Born in Russia, her parents, unable to care for a child with spina bifida, external - a fault in the development of the spinal cord - placed her in a St Petersburg orphanage.
Then, at the age of six, she was adopted by an American government official, Deborah McFadden, and brought to the States.
With Tatyana desperately weak, Deborah introduced her to sport to help her physical recovery.
It is fair to say the results have been extraordinary.
Now she is poised to compete in the land of her birth, in pursuit of yet more accolades.
That is only half the story, though.
Last year, the Russian government banned Americans from adopting Russian children, prompting the McFaddens to lead calls for the bill to be dismissed.
Their attempts failed and now Deborah thinks her daughter will want to prove a point.

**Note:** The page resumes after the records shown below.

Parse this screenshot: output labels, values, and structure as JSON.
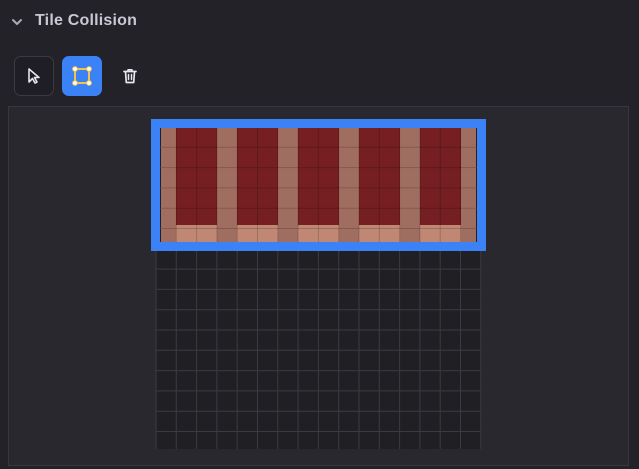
{
  "section": {
    "title": "Tile Collision",
    "collapse_icon": "chevron-down-icon"
  },
  "toolbar": {
    "tools": [
      {
        "name": "select-tool-button",
        "icon": "cursor-arrow-icon",
        "active": false
      },
      {
        "name": "rectangle-tool-button",
        "icon": "rectangle-select-icon",
        "active": true
      },
      {
        "name": "delete-button",
        "icon": "trash-icon",
        "active": false
      }
    ]
  },
  "colors": {
    "panel_bg": "#232228",
    "canvas_bg": "#29282e",
    "grid_bg": "#202024",
    "grid_line": "#3a3a42",
    "accent": "#3b82f6",
    "tile_dark_red": "#751f22",
    "tile_tan": "#a06e60",
    "tile_light_tan": "#c08874"
  }
}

"Tatyana is not a protester, but she said to me: 'If I go there, I can show the Russians that adopted children are doing great and you can do great things if you have a disability.'
"I asked her how she planned to do this and she said: 'Win a medal.' So I think she wants to show Russia that life is good."
Also watching her compete, for the first time, will be her birth mother.
"I love her," says McFadden, who has invited her to Sochi for the Games.
"She had to do the hardest part. She could have been selfish and kept me, but medically I probably wouldn't have been able to live long in Russia. So I'm not mad at her at all."
And what does she think of her internationally renowned daughter?
"She sees me on the news all over Russia," says McFadden. "I hope she's proud."
Once the Winter Paralympics are over, McFadden will return to her summer job.
Her 'grand slam' of major marathons in 2013 - London, Boston, Chicago and New York - is something no athlete, disabled or able-bodied, had previously achieved. And, just 10 days after Sochi, McFadden will head to London to defend the first of her titles.
Then, a week later, she will try to do the same in Boston.
Few sportspeople can boast such a gruelling schedule, but, for now, her focus is on fast-tracking her way to another medal.
"I've only been on the snow for something like 40 days," she says. "All these other athletes have years on me. Hopefully by Sochi, it will all come good."